Square root of prime is irrational. Is this a valid proof?

Question

I know similar questions exist, but I want to know, if this is a valid proof.

A prime number has 1 and it self as divisors. So the subset of a prime number is $ D(p) = \{1, p\}$

Now I want to prove $\sqrt{p} = \frac{a}{b}$ , to get the opposite.

Also $gcd(a,b)=1$.

Let's square it.

$p = \frac{a^2}{b^2}$

And divide by $b^2$

$\frac{p}{b^2} = \frac{a^2}{b^4}$

In this case ${b^2}$ is also a divisor of $p$, which doesn't fit the definition of prime numbers. So the square root of a prime number must be irrational.

Answer 1

Well, this is not correct, there are some issues.

Suppose you have $a$ and $b$, two integers. We say that $b$ is a divisor of $a$ if there is some integer $x$ such that $a = bx$. Now, according to this definition, a prime number $p$ is a positive integer that has exactly two positive divisors, namely, $1$ and $p$.

So, in your proof, when you say

$$\frac{p}{b^2} = \frac{a^2}{b^4} \,.$$ In this case $b^2$ is a divisor of $p$ which doesn't fit the definition of prime number.

this is false. To say that $b^2$ is a divisor of $p$, there must be some integer $x$ such that $p = b^2x$, and this is not the case, since we cannot factor $b^2$ of $a^2/b^2$ to get another integer.

You see? I hope this doesn't confuse you more.

Answer 2

Assume $ p$ is a prime $\ge 2$ and

$$\sqrt{p}=\frac ab$$ with

$0<b<a$ and $gcd(a,b)=1$.

then

$$a^2=pb^2$$

$$\implies a|pb^2$$ and by Gauss,

$$a|p$$

thus $$a=1 \text{ or } a=p$$

$ a$ cannot be equal to $1$ because $0<b<a$.

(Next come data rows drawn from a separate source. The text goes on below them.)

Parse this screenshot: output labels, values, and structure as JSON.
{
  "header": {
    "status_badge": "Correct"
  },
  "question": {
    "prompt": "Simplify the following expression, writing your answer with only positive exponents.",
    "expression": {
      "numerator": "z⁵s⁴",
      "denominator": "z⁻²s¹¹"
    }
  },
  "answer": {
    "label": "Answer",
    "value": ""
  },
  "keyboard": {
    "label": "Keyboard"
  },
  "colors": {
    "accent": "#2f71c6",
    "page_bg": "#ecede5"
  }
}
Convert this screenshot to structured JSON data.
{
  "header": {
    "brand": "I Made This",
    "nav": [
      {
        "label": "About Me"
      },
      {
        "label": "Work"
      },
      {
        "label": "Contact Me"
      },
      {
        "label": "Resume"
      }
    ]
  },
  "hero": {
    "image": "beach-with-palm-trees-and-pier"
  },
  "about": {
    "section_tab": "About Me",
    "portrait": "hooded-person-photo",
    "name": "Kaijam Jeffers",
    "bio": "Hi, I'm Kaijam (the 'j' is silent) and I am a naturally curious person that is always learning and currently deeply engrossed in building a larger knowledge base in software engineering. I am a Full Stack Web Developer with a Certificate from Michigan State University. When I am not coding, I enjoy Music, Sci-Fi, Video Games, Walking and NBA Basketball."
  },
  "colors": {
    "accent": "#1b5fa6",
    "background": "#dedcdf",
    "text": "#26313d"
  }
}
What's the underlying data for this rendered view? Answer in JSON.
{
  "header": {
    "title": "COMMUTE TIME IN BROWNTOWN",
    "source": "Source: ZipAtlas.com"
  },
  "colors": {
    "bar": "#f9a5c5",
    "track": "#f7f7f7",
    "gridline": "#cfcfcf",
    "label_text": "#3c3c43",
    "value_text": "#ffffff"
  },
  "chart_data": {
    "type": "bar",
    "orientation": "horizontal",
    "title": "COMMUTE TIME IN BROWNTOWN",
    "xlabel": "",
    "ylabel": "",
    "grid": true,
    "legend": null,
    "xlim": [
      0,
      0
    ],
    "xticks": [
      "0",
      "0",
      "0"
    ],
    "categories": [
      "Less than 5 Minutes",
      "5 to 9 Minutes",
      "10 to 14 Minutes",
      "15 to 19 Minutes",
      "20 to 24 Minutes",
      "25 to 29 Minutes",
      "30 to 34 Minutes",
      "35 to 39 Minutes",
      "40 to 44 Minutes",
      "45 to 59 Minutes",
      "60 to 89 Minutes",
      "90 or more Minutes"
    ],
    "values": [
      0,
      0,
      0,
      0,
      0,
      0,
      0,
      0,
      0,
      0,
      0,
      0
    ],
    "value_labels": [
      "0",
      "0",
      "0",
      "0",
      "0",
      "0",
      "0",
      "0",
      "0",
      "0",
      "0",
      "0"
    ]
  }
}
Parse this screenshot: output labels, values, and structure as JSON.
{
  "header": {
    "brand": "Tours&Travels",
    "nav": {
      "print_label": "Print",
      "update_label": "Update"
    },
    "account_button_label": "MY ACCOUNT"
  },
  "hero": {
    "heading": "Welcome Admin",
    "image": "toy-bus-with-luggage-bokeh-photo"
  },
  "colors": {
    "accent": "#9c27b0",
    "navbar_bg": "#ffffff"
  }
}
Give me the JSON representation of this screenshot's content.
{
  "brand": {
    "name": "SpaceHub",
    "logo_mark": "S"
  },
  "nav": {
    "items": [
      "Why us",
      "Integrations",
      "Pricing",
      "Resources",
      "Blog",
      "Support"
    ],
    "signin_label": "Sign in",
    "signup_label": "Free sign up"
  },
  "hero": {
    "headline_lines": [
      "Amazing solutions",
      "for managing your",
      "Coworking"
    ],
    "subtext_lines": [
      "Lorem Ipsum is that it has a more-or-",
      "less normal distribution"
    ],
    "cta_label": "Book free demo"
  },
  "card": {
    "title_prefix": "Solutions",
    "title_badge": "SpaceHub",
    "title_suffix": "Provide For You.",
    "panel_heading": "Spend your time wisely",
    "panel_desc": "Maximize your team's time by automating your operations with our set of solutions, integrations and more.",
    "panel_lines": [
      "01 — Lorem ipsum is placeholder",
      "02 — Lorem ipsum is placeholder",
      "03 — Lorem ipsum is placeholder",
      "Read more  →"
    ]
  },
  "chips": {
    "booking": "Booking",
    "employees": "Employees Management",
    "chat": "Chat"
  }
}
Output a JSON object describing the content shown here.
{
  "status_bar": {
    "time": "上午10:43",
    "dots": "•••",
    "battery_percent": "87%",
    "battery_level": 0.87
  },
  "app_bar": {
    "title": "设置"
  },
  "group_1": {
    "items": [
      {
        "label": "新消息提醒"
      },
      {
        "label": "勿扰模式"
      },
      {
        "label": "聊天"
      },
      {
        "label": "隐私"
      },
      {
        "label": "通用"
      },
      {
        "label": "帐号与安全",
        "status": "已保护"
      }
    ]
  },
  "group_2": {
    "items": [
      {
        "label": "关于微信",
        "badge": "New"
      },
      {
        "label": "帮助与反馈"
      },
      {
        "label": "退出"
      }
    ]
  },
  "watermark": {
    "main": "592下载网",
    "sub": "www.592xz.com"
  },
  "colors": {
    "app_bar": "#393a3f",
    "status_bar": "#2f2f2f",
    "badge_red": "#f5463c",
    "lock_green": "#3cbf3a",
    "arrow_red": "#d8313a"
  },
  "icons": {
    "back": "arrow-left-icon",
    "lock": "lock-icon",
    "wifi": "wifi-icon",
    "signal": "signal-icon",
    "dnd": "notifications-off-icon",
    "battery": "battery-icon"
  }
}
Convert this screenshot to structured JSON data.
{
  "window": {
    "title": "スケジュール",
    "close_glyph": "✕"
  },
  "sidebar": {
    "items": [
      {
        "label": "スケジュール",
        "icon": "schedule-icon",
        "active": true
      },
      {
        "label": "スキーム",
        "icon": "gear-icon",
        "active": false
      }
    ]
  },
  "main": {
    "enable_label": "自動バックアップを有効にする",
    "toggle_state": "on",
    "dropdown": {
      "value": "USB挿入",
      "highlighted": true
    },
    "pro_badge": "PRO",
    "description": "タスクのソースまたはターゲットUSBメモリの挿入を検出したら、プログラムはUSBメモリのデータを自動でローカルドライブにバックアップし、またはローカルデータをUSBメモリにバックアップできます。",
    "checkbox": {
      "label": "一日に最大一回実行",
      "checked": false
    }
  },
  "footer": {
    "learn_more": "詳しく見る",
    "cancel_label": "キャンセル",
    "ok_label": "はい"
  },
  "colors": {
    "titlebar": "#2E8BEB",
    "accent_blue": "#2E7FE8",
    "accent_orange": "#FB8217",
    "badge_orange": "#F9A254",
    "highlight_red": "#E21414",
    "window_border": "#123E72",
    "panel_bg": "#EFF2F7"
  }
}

If $ a= p$ then $p^2=pb^2$ gives $p=b^2$

this is in contradiction with the fact that $ p $ is prime.

Answer 3

As mentioned, how do you know $\frac{a^2}{b^4} \in \mathbb{Z}$? Here are two ideas once you get $p = \frac{a^2}{b^2}$. Consider that $b|a$ even though you wrote $\frac{a}{b}$ in lowest terms. Or, consider the parity of the amount of primes on each side of the equation $$b^2p=a^2$$ Either will help you prove what you want.

Answer 4

We have that $\sqrt{p}=\dfrac{a}{b}$ with $a$ and $b$ being relatively prime integers. Thus, $p=\dfrac{a^2}{b^2}$ and so $a^2=p\cdot b^2$.

$a^2$ must be divisible by $p$ because $p, a^2,$ and $b^2$ are all integers and so $a$ must be divisible by $p$ as well. If we define $a=pc$ where $c$ is also an integer, then $p=\dfrac{p^2\cdot c^2}{b^2} \rightarrow 1 = \dfrac{p\cdot c^2}{b^2} \rightarrow b^2 = p \cdot c^2$.

$b^2$ must also be divisible by $p$ because $p, b^2,$ and $c^2$ are all integers and so $b$ must be divisible by $p$ as well. However, $a$ and $b$ were defined to be relatively prime and yet they have a common factor of $p$, which means that they are not relatively prime.

Thus, the claim that $\sqrt{p}$ can be written as the division of two relatively prime integers $a$ and $b$ is contradicted as $a$ and $b$ cannot be relatively prime.